Kumquats grow in grape-like clusters on very small trees. These tiny golden yellow, round or oval fruits are the smallest of the citrus fruits - ranging in size from about  1-2 inches in diameter.

The kumquat’s thin skin is sweet and edible, but the somewhat dry flesh is sour, with small edible seeds. The flavor is similar to an orange with a hint of tangerine. Their appeal stems from the contrast between the tart flesh and sweet rind, so they are normally eaten whole.

There are also hybrids produced with limes, oranges and other citrus fruit, known by names such as limequat, orangequat, citrangequat, etc.

The earliest historical reference to kumquats appears in Chinese literature from the 12th century. Today they are cultivated in China and Japan and throughout the subtropical citrus belt, including California, where kumquats arrived in the late 1800s. The nation's top production area is in Northern San Diego County.

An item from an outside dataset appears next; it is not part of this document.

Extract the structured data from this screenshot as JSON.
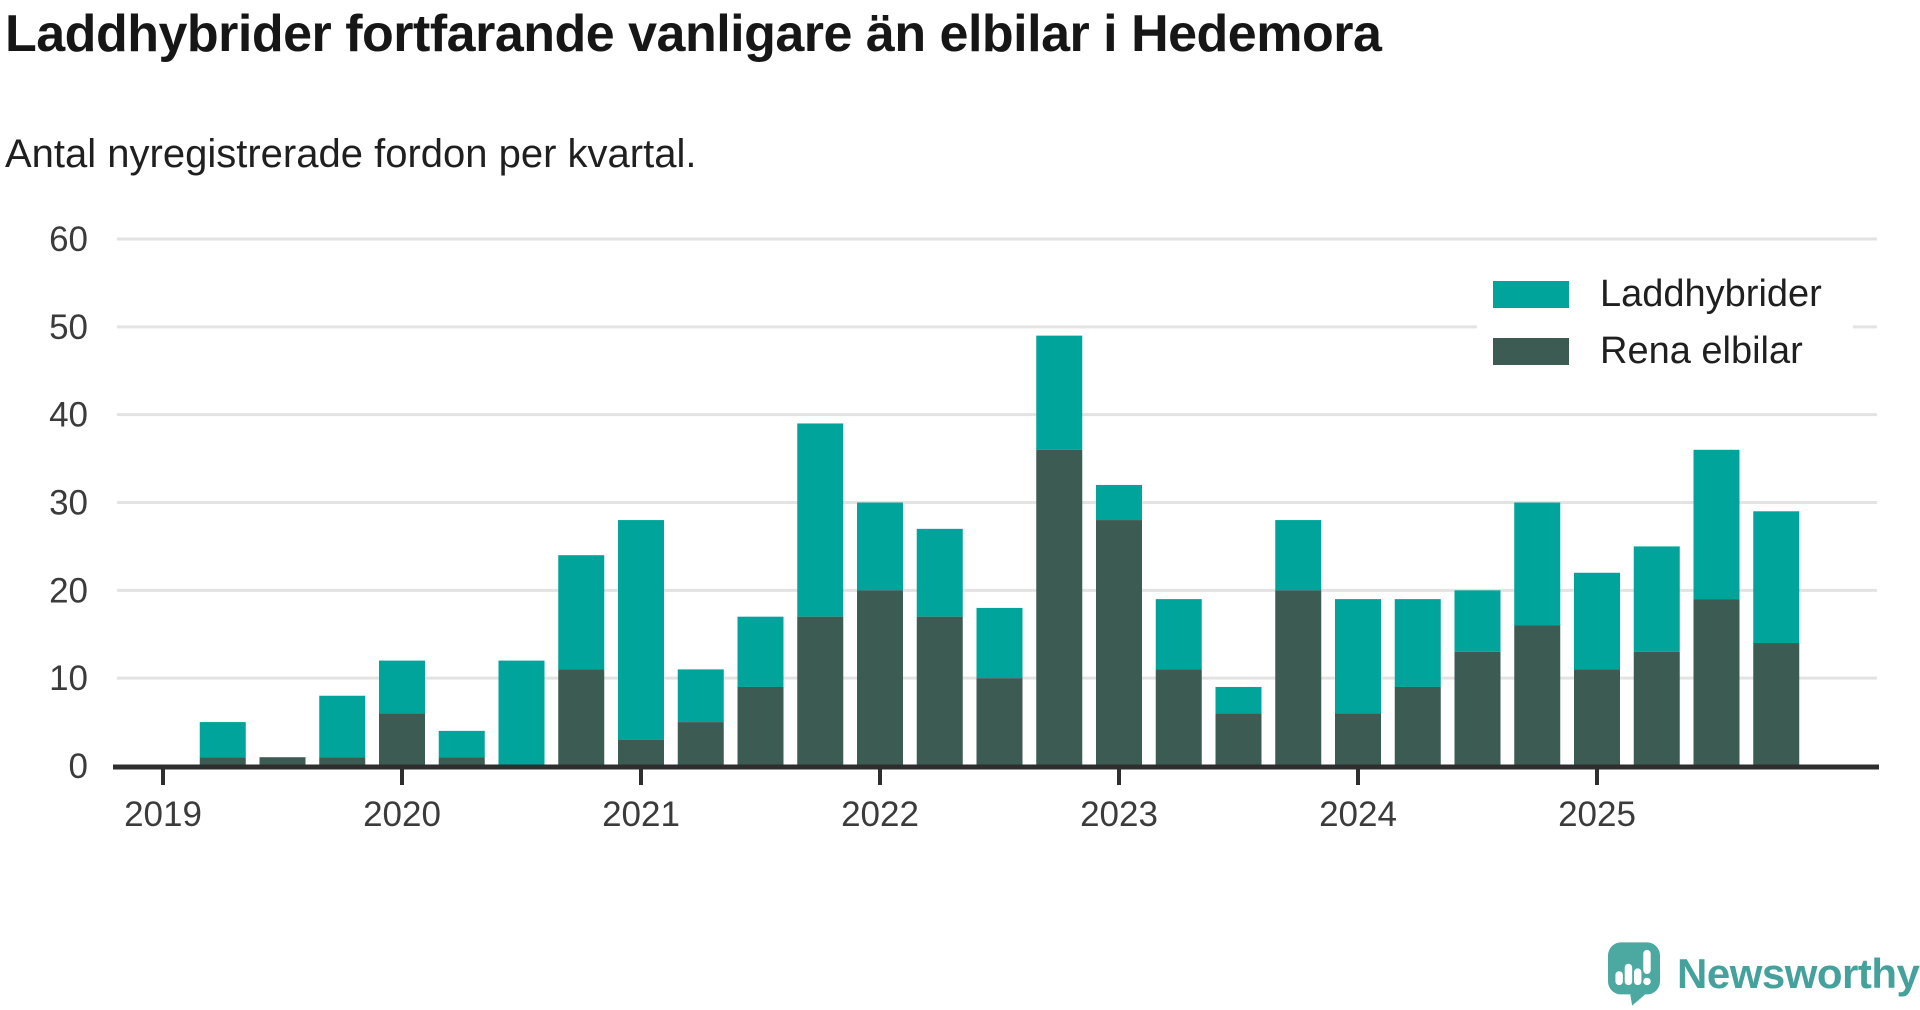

The local season for kumquats starts in October at the earliest and runs through June at the latest. Their flavor is best during spring.

Important Facts 

  • Store between 45°-50°F and 85-95% humidity.
  • Kumquats are susceptible to chill injury if stored at low temperatures. To prevent chill injury, do not store below 41°F.
  • Kumquats should be firm and well-colored.
  • Avoid fruit that is soft or shriveled.